3. The method according to claim 2 wherein said virus-interacting gene is TRIB3 gene.

4. The method according to claim 3 wherein said Cannabidiol being able to inhibit and prevent viral infection by upregulating expression of the TRIB3 gene.

5. The method according to claim 4 wherein said viral infection is COVID-19 disease caused by nCoV virus.

6. The method according to claim 5 wherein optimal dosage of CBD treating is 5 μM-10 μM.

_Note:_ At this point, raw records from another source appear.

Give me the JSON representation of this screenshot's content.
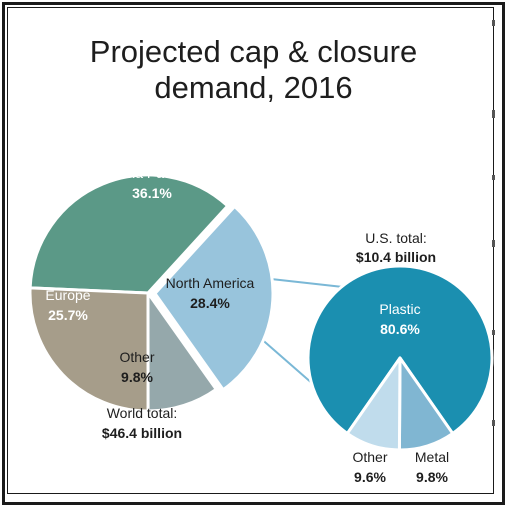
{
  "title_line1": "Projected cap & closure",
  "title_line2": "demand, 2016",
  "colors": {
    "asia_pacific": "#5b9987",
    "europe": "#a69d8a",
    "other_world": "#95a8ab",
    "north_america": "#98c4dc",
    "plastic": "#1b8fb0",
    "other_us": "#c0dcec",
    "metal": "#80b6d2",
    "connector": "#7ab8d6"
  },
  "world": {
    "total_label": "World total:",
    "total_value": "$46.4 billion"
  },
  "us": {
    "total_label": "U.S. total:",
    "total_value": "$10.4 billion"
  },
  "chart_data": [
    {
      "type": "pie",
      "categories": [
        "Asia Pacific",
        "North America",
        "Other",
        "Europe"
      ],
      "values": [
        36.1,
        28.4,
        9.8,
        25.7
      ],
      "labels": [
        "36.1%",
        "28.4%",
        "9.8%",
        "25.7%"
      ]
    },
    {
      "type": "pie",
      "categories": [
        "Plastic",
        "Metal",
        "Other"
      ],
      "values": [
        80.6,
        9.8,
        9.6
      ],
      "labels": [
        "80.6%",
        "9.8%",
        "9.6%"
      ]
    }
  ]
}
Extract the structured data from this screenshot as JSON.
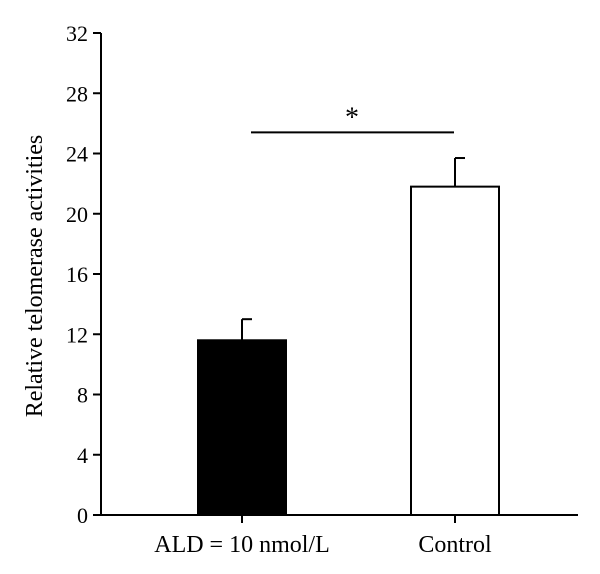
{
  "chart_data": {
    "type": "bar",
    "categories": [
      "ALD = 10 nmol/L",
      "Control"
    ],
    "values": [
      11.6,
      21.8
    ],
    "errors": [
      1.4,
      1.9
    ],
    "bar_fills": [
      "#000000",
      "#ffffff"
    ],
    "xlabel": "",
    "ylabel": "Relative telomerase activities",
    "ylim": [
      0,
      32
    ],
    "yticks": [
      "0",
      "4",
      "8",
      "12",
      "16",
      "20",
      "24",
      "28",
      "32"
    ],
    "significance": {
      "label": "*",
      "between": [
        0,
        1
      ],
      "y": 25.4
    },
    "grid": false,
    "legend": "none"
  }
}
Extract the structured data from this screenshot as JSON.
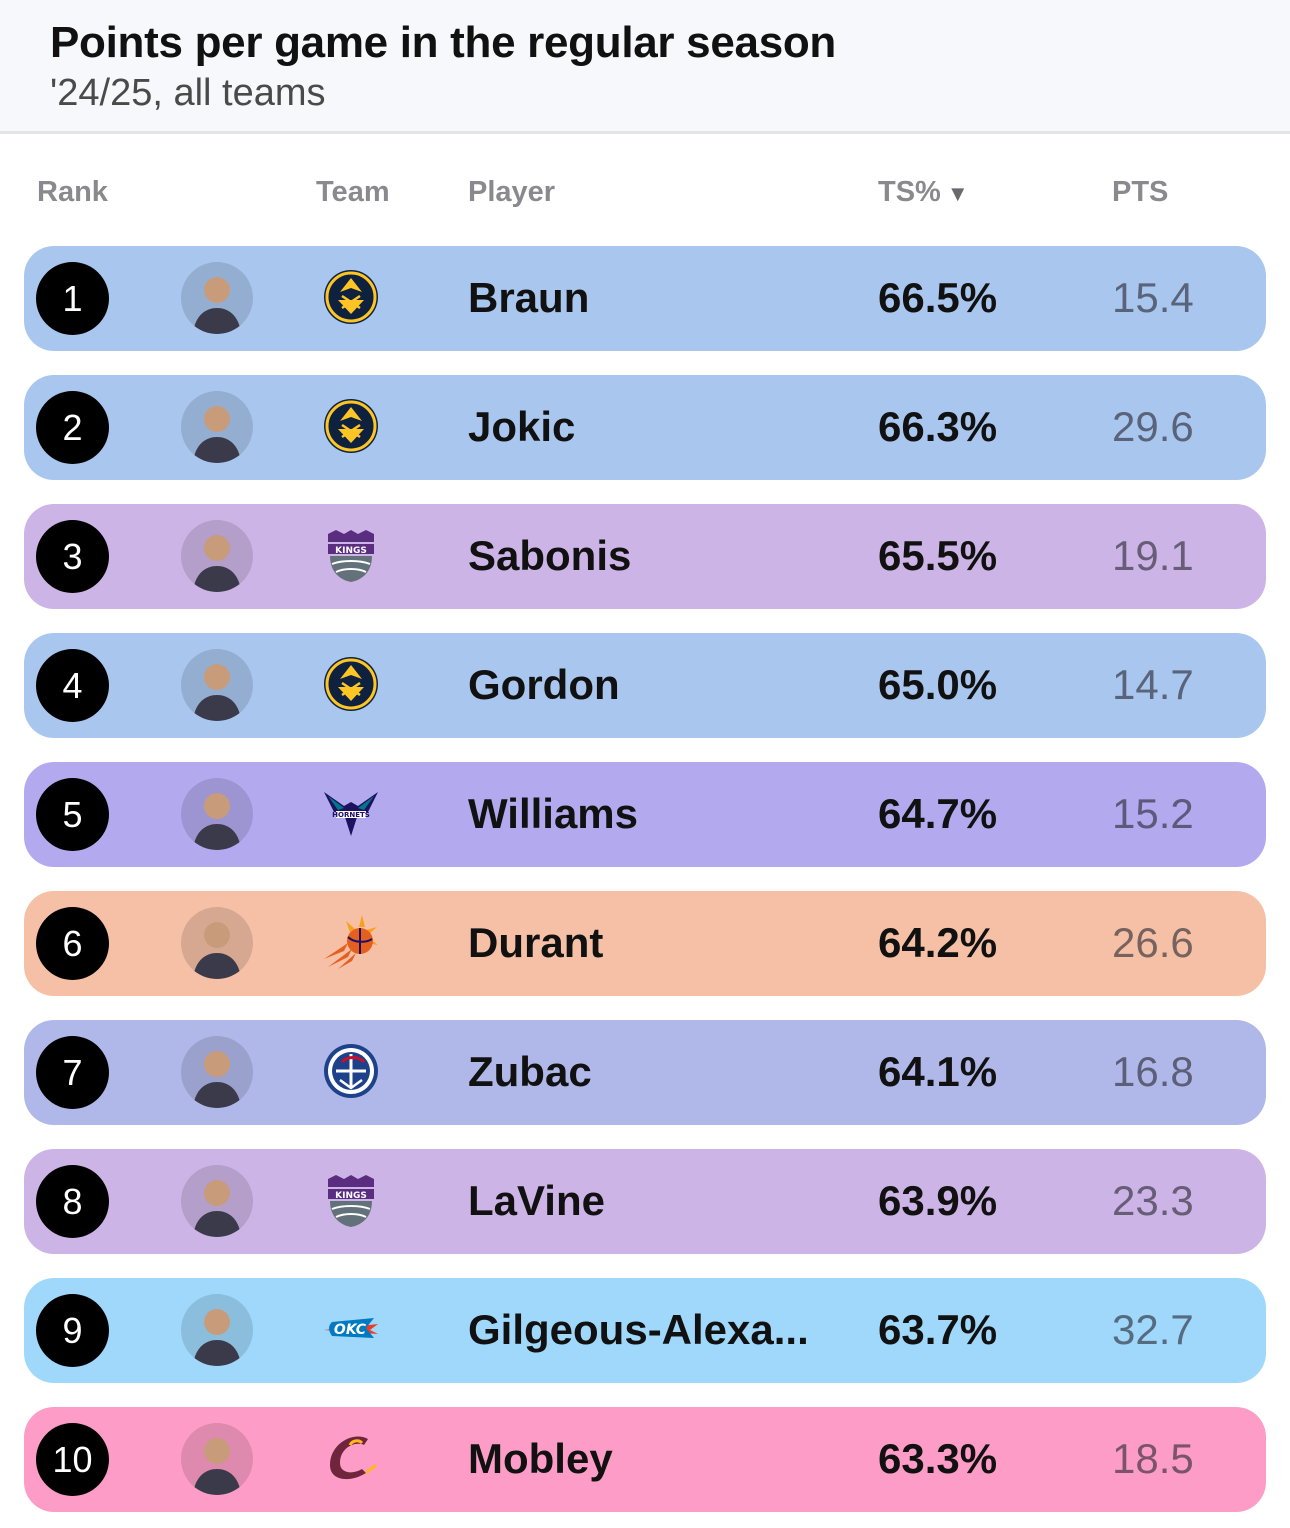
{
  "header": {
    "title": "Points per game in the regular season",
    "subtitle": "'24/25, all teams"
  },
  "columns": {
    "rank": "Rank",
    "team": "Team",
    "player": "Player",
    "ts": "TS%",
    "ts_sort_indicator": "▼",
    "pts": "PTS"
  },
  "rows": [
    {
      "rank": "1",
      "team_icon": "nuggets-logo-icon",
      "player": "Braun",
      "ts": "66.5%",
      "pts": "15.4",
      "color": "#a9c6ef"
    },
    {
      "rank": "2",
      "team_icon": "nuggets-logo-icon",
      "player": "Jokic",
      "ts": "66.3%",
      "pts": "29.6",
      "color": "#a9c6ef"
    },
    {
      "rank": "3",
      "team_icon": "kings-logo-icon",
      "player": "Sabonis",
      "ts": "65.5%",
      "pts": "19.1",
      "color": "#cdb4e6"
    },
    {
      "rank": "4",
      "team_icon": "nuggets-logo-icon",
      "player": "Gordon",
      "ts": "65.0%",
      "pts": "14.7",
      "color": "#a9c6ef"
    },
    {
      "rank": "5",
      "team_icon": "hornets-logo-icon",
      "player": "Williams",
      "ts": "64.7%",
      "pts": "15.2",
      "color": "#b3a9ef"
    },
    {
      "rank": "6",
      "team_icon": "suns-logo-icon",
      "player": "Durant",
      "ts": "64.2%",
      "pts": "26.6",
      "color": "#f5c0a6"
    },
    {
      "rank": "7",
      "team_icon": "clippers-logo-icon",
      "player": "Zubac",
      "ts": "64.1%",
      "pts": "16.8",
      "color": "#b0b8e9"
    },
    {
      "rank": "8",
      "team_icon": "kings-logo-icon",
      "player": "LaVine",
      "ts": "63.9%",
      "pts": "23.3",
      "color": "#cdb4e6"
    },
    {
      "rank": "9",
      "team_icon": "thunder-logo-icon",
      "player": "Gilgeous-Alexa...",
      "ts": "63.7%",
      "pts": "32.7",
      "color": "#9fd8fb"
    },
    {
      "rank": "10",
      "team_icon": "cavaliers-logo-icon",
      "player": "Mobley",
      "ts": "63.3%",
      "pts": "18.5",
      "color": "#fd9cc6"
    }
  ]
}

7. A method of screening and identifying small molecule having antiviral properties, the method comprising:

Step (a): Isolating a plurality of mouse embryo fibroblasts (MEFs) from mice, and choosing MEFs at passage 3 for cell cultures and chemical treatment;

Step (b): Cell culturing and chemical treating said isolated MEFs to culture a plurality of cells;

Step (c): Determining the cell's proliferation rate and an optimal dosage of small molecules by counting the cells and calculating a population doubling level of said cells of step (b);

Step (d) Extracting RNA from the cells of step (b) to obtain a plurality of RNA samples, followed by DNase digesting to remove DNA contaminant in the RNA samples, followed by reverse transcription to obtain a plurality of transcribed cDNA, and carrying out the quantitative polymerase chain reaction (qPCR) test for the transcribed cDNA;

Step (e) RNA sequencing for the RNA samples of step (e) to examine the quality and sequence of RNA;

Step (f) treating mice with solution containing small molecule having antivirus properties;

Step (g): dissecting said mice for preparation of tissues extraction of RNA;

Step (h): Examining and detecting inhibitory effect of said small molecule on viral infection.

8. The method according to claim 7 wherein said smaller molecule is Cannabidiol (CBD).

9. The method according to claim 8 wherein said viral infection is COVID-19 caused by nCoV virus.

10. The method according to claim 9 where optimal dosage of said small molecule in the step (f) is 5 μM-10 μM.